For Lavista and Ruiz, this work is dedicated to those constant travelers, the men and women worldwide who pick up and move their lives and start over from scratch — because they have no other choice but to survive. But it is also for all of us who experience small moments of internal migration, in the hopes that we can one day see the world in all of its amplitude and diversity.
“The Firebird” project exemplifies the work of Delfos Danza Contemporanea. It’s a collective of artists and educators dedicated to new ideas, new approaches and new forms. Founded in 1992 by Lavista and Ruiz, the group is today considered Mexico’s premier contemporary dance company and one of the top artistic companies in Latin America. Lavista, the recipient of numerous national and international awards, has performed worldwide and has created more than forty-five works for companies throughout North America. In addition to serving as co-artistic director of Delfos, she is co-director and a teacher of the Mazatlán Professional School of Contemporary Dance and director of the Creators Special Program at the Arts Center in Oaxaca, specializing in the development of young choreographers. Ruiz is a dancer, choreographer, teacher and lighting designer whose thirty-year career has included numerous awards in each category.
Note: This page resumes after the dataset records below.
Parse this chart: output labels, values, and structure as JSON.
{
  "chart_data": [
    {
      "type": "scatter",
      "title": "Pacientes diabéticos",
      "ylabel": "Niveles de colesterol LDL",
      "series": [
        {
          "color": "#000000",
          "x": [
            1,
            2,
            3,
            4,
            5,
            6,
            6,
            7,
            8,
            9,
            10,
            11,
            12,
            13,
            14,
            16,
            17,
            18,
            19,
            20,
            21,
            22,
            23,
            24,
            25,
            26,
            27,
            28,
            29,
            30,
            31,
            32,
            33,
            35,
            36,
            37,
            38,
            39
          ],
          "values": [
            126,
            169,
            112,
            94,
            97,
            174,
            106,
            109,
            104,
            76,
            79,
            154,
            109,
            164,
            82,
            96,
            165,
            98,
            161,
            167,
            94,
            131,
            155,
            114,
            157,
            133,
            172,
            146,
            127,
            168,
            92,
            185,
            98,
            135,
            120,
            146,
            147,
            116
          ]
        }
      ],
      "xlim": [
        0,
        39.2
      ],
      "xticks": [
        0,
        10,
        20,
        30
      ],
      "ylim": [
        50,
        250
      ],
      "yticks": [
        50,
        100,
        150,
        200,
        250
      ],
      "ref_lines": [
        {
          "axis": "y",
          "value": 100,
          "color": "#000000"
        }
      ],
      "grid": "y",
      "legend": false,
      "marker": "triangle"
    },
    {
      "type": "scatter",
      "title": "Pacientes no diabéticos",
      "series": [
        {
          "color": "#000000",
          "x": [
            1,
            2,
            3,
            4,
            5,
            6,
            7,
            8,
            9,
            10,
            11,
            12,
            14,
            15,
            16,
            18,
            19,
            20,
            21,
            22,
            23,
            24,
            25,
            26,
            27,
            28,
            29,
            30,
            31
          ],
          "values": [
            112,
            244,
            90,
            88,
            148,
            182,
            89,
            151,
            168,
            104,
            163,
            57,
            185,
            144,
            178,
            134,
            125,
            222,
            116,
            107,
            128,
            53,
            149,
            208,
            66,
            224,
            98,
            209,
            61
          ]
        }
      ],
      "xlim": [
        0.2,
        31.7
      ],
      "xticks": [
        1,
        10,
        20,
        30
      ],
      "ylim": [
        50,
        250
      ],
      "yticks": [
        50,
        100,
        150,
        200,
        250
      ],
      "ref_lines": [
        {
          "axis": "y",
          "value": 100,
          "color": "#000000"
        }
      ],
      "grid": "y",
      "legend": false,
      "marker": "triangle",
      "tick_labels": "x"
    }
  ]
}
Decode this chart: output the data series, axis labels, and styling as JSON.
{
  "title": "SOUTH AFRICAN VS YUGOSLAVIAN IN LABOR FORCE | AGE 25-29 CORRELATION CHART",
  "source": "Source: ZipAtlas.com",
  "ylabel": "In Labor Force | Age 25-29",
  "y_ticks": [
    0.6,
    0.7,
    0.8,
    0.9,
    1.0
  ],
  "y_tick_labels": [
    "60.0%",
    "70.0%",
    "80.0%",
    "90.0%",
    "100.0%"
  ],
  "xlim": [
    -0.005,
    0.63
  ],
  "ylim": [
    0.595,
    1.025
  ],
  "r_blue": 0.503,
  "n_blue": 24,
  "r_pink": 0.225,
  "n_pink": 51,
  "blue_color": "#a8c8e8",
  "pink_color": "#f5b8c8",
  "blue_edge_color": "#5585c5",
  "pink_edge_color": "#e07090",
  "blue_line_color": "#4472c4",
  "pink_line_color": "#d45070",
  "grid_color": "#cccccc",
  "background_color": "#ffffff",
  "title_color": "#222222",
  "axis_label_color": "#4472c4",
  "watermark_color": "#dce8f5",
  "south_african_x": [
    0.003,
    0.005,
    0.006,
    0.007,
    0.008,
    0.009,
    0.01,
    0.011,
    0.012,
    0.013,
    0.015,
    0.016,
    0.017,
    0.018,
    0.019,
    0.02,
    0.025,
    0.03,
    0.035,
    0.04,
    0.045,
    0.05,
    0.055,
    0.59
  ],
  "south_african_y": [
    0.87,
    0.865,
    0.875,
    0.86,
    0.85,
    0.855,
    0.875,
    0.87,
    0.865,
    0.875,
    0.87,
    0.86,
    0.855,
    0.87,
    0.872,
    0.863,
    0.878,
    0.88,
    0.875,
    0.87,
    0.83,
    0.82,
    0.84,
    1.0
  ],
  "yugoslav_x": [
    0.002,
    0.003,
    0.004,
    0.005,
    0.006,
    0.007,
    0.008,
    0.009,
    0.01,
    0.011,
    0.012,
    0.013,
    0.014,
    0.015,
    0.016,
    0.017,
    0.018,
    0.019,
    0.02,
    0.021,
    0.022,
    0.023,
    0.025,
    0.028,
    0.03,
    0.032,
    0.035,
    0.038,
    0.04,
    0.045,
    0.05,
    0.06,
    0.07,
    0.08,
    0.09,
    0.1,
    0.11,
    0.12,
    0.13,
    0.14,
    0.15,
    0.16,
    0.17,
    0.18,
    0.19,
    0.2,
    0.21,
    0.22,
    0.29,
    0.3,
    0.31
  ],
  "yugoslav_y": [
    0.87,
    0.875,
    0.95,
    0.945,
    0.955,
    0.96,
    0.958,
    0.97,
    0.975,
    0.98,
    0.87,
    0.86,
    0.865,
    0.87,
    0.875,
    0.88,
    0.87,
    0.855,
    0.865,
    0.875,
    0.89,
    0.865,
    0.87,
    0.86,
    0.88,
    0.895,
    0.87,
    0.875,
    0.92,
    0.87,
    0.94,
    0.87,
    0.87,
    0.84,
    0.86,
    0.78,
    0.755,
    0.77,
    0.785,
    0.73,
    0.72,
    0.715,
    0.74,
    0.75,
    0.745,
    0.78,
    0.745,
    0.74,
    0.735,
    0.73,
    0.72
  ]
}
He has performed extensively, taught master classes internationally, created more than fifty works for dance companies, had his choreography presented at dance festivals and venues in multiple countries, and earned international praise for the clarity and poetry of his choreographic works and lighting design.
Coming to SMU was a treat for the pair – an exciting learning and teaching opportunity, and a chance to collaborate with a new group of artists from Patty Harrington Delaney, who commissioned the work, and Christopher Dolder, who served as rehearsal director, to Eugenia Stallings, who designed the costumes, and Russel Parkman who designed the set.
In fact, the choreographers gave the dancers a lot of ownership during the process. Together, they set up a Facebook page, and both they and the students contributed hundreds of photos, of current events and works by other artists, which provided an emotional through-line into the work. Everything from photos of migrants trying to cross the border into Turkey to photos of sections of the Pacific Ocean full of garbage were referenced.
“The students were not just good interpreters or good dancers who can repeat a movement, they were co-creators,” Lavista says. “We truly believe that collaboration is the best thing you can do because you will embrace new ideas and you will have a dialogue. The piece is going to be richer because of that dialogue.”
That dialogue hatched into this new “Firebird.” A dance piece that could not be more relevant for a generation who is plugged into technology and the larger world but often unaware of the plight of their global neighbors. “We want to propose a map of actions, images and choreographic situations,” says Lavista. “We want to invite the audience to get surprised by their own understanding of the work, and to be able to imagine the lives of these people.”